The single question in this case is, whether the expenses of an attachment which one creditor had made of the goods of the debtors are to be paid by the assignee. I decided in Re Fortune [Case No. 4,955] that I had authority under the bankrupt act [of 1867 (14 Stat. 517)] to allow such a charge. That decision was made about seven years ago, and no one has ever taken the question to a higher court. It avoided the great injustice of dissolving an attachment and leaving its necessary expenses to be a charge upon the unfortunate creditor, who had exercised no more than his strict legal right; and I infer, from the acquiescence of the profession, that they do not consider the law to have been strained in the attempt to arrive at justice.

Since Fortune’s Case it has grown to be the practice to allow these costs, unless it can be affirmatively proved that the attachments did not and could not operate to preserve the property for the general creditors. It is not a question of good or bad feeling in the creditor, or of intent on his part, so long as it is a real attachment not procured by the debtor for preference or concealment.

In this case there is evidence that the attaching creditor stood out against a compromise proposed out of court, which was satisfactory to a large majority of the creditors, and, by his attachment, forced a recourse to bankruptcy; that he opposed, both here and in the circuit court, a composition duly offered and accepted, under which the assignee now makes his settlement. If we infer motives in the usual way from acts, we may say that the creditor intended to bring about bankruptcy rather than compromise. But h& did nothing .beyond his right, and it is impossible for a court of bankruptcy to admit that bankruptcy is not a lawful mode of settlement for insolvent debtors.

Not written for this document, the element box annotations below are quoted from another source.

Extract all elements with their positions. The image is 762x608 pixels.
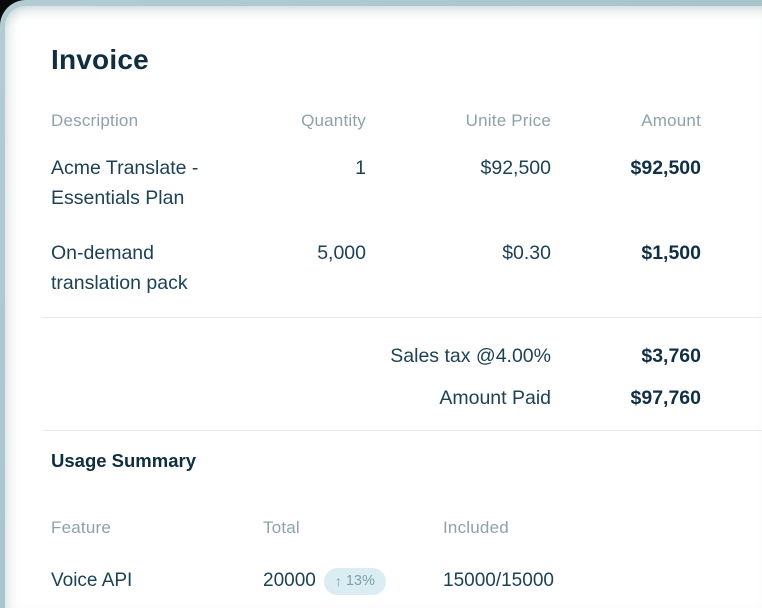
- sales-tax-label: Sales tax @4.00%: [390, 345, 551, 367]
- description-line: Acme Translate -: [51, 157, 199, 179]
- column-header-included: Included: [443, 518, 509, 537]
- description-line: On-demand: [51, 242, 154, 264]
- usage-table-row: Voice API 20000 ↑ 13% 15000/15000: [51, 568, 701, 595]
- amount-paid-label: Amount Paid: [439, 387, 551, 409]
- totals-row-sales-tax: Sales tax @4.00% $3,760: [51, 345, 701, 368]
- trend-badge: ↑ 13%: [323, 568, 386, 595]
- row-quantity: 1: [355, 157, 366, 179]
- row-description: Acme Translate - Essentials Plan: [51, 153, 296, 213]
- column-header-quantity: Quantity: [301, 111, 366, 130]
- usage-summary-title: Usage Summary: [51, 450, 196, 471]
- divider: [43, 317, 762, 318]
- invoice-card: Invoice Description Quantity Unite Price…: [5, 6, 762, 608]
- sales-tax-value: $3,760: [641, 345, 701, 367]
- row-unit-price: $92,500: [480, 157, 552, 179]
- column-header-feature: Feature: [51, 518, 111, 537]
- table-row: On-demand translation pack 5,000 $0.30 $…: [51, 238, 701, 298]
- row-amount: $92,500: [630, 157, 702, 179]
- column-header-description: Description: [51, 111, 139, 130]
- feature-name: Voice API: [51, 570, 133, 592]
- feature-total: 20000 ↑ 13%: [263, 568, 443, 595]
- invoice-table-header: Description Quantity Unite Price Amount: [51, 111, 701, 131]
- row-description: On-demand translation pack: [51, 238, 296, 298]
- usage-table-header: Feature Total Included: [51, 518, 701, 538]
- total-value: 20000: [263, 570, 316, 592]
- page-title: Invoice: [51, 44, 149, 75]
- description-line: Essentials Plan: [51, 187, 185, 209]
- feature-included: 15000/15000: [443, 570, 554, 592]
- totals-row-amount-paid: Amount Paid $97,760: [51, 387, 701, 410]
- row-unit-price: $0.30: [502, 242, 551, 264]
- row-amount: $1,500: [641, 242, 701, 264]
- trend-percent: 13%: [345, 573, 375, 589]
- divider: [43, 430, 762, 431]
- column-header-amount: Amount: [641, 111, 701, 130]
- arrow-up-icon: ↑: [334, 573, 342, 590]
- column-header-total: Total: [263, 518, 300, 537]
- table-row: Acme Translate - Essentials Plan 1 $92,5…: [51, 153, 701, 213]
- row-quantity: 5,000: [317, 242, 366, 264]
- description-line: translation pack: [51, 272, 188, 294]
- column-header-unit-price: Unite Price: [465, 111, 551, 130]
- amount-paid-value: $97,760: [630, 387, 702, 409]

By consent of the parties I have consulted with Judge Shepley, who informs me that, although the precise question has not been presented to the circuit court, yet he has had one ease in another district in which he allowed certain expenses, incurred by petitioning creditors, by a course of reasoning which coincides entirely with that adopted in Fortune’s Case, and that the practice is to allow similar expenses in the cases in this circuit. Of course it is understood that this is not a judicial opinion of the circuit judge, and he would not have been consulted excepting by the consent of both parties.

The circumstances of Fortune’s Case may have led me to dwell more than is necessary upon the purpose for which the attachment was made. The practice has not turned upon motive, but upon probable or possible results.

The costs of the attaching creditor are to be paid by the assignee.